No comments - Addressing comment sections for network and content analyses of webpages
Paul Guille-Escuret, Florian Cafiero, Jeremy WardWe advocate for the removal or extraction of “comment sections”, illustrating the biases they generate through a case study on anti-vaccine websites. We provide a semi-automated method for extracting these sections - the poster pointing to the R code on GitHub.
* How comments bias most analyses
Comments can express an opinion radically different from what is asserted in the page. Hyperlinks present in the comments can point to contents that the owner of the website does not endorse, which can distort any network analysis.
In our example, we study the community of French vaccine-critical websites. When leaving the commentary sections and analyzing the citation patterns, we could think that the various vaccine-critical movements form a tightly-knit community. Yet, when removing the comments, we notice that a majority of actors we classified as "reformists marginally interested in vaccines" are now isolated from the main graph: comments pointing to radical actors were artificially linking them to the rest of the community.
The vocabulary used in the comments can also bias content analyses, for various reasons. Because of a malfunctioning spam filter, a radical anti-vaccine website can lexically pass as an online thrift shop... The rise of protracted debates between users makes us think it that a prominent vaccine-critical blog mostly talks about HPV and hepatitis vaccines. This overshadows that this person's main concern are the H1N1 crisis management and general vaccine policy by Minister Roselyne Bachelot.

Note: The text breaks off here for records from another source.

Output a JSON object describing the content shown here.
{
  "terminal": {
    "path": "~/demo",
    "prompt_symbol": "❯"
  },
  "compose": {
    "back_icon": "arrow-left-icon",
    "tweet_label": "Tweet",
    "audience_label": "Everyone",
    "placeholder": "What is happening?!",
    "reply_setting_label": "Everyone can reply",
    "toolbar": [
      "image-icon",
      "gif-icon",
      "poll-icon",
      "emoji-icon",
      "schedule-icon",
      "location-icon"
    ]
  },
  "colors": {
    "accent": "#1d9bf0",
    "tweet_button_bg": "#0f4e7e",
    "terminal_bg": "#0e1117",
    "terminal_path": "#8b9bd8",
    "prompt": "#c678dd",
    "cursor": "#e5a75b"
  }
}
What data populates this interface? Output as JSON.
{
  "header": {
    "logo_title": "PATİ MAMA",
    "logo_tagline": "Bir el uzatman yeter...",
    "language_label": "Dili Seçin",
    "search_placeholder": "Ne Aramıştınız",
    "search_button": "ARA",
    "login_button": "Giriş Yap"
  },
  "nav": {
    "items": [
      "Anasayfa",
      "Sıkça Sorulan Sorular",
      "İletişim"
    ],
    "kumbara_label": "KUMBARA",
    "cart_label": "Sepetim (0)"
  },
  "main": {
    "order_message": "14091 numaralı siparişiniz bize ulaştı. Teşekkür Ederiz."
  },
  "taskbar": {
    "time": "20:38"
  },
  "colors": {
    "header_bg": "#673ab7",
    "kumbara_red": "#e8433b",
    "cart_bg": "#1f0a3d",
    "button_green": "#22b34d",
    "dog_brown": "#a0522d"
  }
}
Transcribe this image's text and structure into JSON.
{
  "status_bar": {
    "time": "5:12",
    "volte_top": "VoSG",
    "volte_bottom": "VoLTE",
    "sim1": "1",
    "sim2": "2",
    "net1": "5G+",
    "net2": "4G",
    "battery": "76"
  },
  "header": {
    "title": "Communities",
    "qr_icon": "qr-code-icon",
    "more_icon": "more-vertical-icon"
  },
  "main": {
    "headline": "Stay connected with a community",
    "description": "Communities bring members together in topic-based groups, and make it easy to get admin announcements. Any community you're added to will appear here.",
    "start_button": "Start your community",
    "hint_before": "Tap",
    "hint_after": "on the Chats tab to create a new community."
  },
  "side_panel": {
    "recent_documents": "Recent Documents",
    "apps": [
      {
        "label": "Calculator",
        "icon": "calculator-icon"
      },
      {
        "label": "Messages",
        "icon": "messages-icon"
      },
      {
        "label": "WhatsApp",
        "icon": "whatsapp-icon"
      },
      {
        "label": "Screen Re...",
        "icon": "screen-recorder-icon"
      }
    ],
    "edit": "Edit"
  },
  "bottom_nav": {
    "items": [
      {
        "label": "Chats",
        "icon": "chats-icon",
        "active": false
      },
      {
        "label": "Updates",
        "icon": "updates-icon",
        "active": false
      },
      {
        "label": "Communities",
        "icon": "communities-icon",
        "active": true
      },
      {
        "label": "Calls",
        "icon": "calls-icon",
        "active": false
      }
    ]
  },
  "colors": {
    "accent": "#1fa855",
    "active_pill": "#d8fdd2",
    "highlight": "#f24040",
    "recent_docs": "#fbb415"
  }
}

It is thus key to eliminate these comments - or to keep them for separate analyses.
* Separating the comments from the page: a tedious task
Removing or extracting the commentary sections from a set of websites is a tedious task and therefore rarely performed. Many languages can be used to encode the page: HTML 4.0/5.0, XHTML, Ajax, RoR, etc. Some standards exist, for instance for blog platforms, but are not widely adopted. And unexpected methods to create a commentary section (e.g. as a subpart of a forum) frequently occur.
* Aiming at exhaustivity: a necessity
Focusing only on the easily retrievable commentary sections would induce important biases. The way the commentary section is encoded is in itself a socially-meaningful phenomenon, demonstrating the user’s literacy in web programming, or his financial means. Excluding very poorly encoded pages, or virtuoso contents written by expert programmers, could thus translate into excluding specific groups from any further analysis.
* Extracting comments
The method we propose is not fully automated, and requires a direct identification of patterns delimiting comments sections and comments themselves in the code. Some patterns are relevant for many websites while others need to be carefully designed for a single use. A list of the regular patterns we noticed is thus provided.
We then provide an R implementation carrying out the rest of the procedure: after automated quality checks, links and contents coming from comments are subtracted, and the comment-free pages can be analyzed. Comment sections and their metadata can be extracted for separate analyses.